Sitting up in her own corner of the taxi, Portia knocked her crushed hat into shape on her knee. Flattening the ribbon bow with her fingers, she moved her head away a little and said: "No, don't kiss me now."
"Why not now?"
"Because I don't want you to."
"You mean," he said, "that I didn't once when you did?"
She began to put on her hat with an immune little smile, as though all that had been too long ago. The tears shed in that series of small convulsions—felt by him but quite silent—had done no more than mat her lashes together. Eddie noted this while he examined her face intently, while he with one anxious finger straightened her hat. "You're always crying now," he said. "It's really awful, you know.... We're just getting there. Listen, Portia, how much time have you? When do they expect you home?"
"That doesn't matter."
"Darling, don't be sappy—if you're not back, someone will have a fit. Is there really any good in your coming into my place? Why don't I see you home, instead?"

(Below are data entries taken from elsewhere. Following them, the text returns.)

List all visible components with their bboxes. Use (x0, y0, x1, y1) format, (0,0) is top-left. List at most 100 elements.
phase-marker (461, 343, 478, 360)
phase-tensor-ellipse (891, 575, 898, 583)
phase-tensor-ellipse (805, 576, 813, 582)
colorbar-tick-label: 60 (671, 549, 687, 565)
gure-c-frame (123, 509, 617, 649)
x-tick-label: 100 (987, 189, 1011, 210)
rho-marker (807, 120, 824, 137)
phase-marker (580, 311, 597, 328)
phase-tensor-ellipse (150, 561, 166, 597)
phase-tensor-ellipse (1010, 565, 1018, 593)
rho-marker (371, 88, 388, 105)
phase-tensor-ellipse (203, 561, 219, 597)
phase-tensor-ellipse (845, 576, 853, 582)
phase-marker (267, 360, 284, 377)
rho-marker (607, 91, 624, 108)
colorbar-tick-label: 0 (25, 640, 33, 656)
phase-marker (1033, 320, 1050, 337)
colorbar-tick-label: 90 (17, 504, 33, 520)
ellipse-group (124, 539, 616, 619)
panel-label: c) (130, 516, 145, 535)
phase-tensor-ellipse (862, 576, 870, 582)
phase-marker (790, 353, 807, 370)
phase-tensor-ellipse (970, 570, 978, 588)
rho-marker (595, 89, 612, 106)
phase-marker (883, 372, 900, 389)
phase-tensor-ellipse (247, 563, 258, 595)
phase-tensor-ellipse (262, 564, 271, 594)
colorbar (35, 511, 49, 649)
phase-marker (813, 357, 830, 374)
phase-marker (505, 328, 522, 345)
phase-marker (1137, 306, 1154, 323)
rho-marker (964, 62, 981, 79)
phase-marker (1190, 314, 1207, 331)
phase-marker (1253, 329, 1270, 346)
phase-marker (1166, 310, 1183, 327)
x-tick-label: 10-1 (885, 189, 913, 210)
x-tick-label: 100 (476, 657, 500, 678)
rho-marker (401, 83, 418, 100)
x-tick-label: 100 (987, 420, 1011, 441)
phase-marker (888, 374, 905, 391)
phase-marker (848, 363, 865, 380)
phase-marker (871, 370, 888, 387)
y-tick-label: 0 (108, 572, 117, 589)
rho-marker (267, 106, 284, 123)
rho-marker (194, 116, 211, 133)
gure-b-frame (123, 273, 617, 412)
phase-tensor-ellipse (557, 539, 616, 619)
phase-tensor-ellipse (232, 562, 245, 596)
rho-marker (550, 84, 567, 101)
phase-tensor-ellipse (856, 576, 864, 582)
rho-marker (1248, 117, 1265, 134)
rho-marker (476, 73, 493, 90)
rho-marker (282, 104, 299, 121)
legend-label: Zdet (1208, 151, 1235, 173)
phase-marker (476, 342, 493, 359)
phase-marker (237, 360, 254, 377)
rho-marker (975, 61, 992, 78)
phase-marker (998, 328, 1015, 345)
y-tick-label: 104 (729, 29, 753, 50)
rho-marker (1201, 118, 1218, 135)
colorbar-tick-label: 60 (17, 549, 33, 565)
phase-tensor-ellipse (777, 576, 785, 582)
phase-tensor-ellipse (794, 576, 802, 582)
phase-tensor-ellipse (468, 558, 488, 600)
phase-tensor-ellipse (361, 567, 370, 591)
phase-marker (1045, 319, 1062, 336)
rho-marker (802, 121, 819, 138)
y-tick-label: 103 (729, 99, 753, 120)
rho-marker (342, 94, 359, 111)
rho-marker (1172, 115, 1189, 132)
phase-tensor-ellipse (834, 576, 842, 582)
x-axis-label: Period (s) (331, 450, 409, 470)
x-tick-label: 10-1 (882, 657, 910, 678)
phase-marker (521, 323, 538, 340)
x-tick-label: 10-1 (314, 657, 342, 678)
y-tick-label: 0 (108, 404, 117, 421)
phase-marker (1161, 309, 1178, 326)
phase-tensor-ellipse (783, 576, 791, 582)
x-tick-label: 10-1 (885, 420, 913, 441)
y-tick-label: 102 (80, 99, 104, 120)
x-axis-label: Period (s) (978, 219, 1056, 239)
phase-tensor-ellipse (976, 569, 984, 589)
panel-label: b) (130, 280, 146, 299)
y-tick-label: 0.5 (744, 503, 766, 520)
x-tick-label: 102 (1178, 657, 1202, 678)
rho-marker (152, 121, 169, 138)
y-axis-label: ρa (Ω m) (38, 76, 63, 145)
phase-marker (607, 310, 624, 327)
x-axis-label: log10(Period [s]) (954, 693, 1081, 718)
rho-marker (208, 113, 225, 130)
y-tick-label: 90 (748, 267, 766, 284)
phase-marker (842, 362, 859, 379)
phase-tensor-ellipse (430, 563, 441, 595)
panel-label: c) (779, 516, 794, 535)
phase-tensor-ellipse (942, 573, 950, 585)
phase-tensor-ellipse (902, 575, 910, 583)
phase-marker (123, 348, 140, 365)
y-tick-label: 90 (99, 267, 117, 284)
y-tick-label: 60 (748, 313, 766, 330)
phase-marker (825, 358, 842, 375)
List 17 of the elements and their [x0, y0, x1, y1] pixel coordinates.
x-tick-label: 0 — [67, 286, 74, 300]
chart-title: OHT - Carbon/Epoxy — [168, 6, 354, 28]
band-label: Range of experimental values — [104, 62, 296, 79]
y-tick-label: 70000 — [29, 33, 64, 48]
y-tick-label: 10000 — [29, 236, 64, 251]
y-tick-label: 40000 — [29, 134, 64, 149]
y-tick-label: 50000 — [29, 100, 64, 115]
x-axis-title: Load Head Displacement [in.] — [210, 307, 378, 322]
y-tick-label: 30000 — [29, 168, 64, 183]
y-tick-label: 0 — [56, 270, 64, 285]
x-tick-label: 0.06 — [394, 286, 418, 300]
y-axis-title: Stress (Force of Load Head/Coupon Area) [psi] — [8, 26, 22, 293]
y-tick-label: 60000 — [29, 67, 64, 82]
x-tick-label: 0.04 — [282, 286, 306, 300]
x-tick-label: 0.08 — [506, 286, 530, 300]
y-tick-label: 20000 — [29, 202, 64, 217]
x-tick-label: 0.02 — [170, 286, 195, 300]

"It's not 'home'! Why can't I come in?" Knotting her hands in their prim, short gloves together she screwed her head away and said in a muffled voice: "Or have you invited somebody else?" The taxi drew up.
"All right, all right then: get out. You must have been reading novels."
The business with the taxi fare and the latchkey, the business of snatching letters from the hall rack, then of hustling Portia quietly upstairs preoccupied Eddie till he had turned a second Yale key and thrown open the door of his own room. But his nerves were at such a pitch of untoward alertness that he half expected to find some fateful figure standing by his window, or with its back to the grate.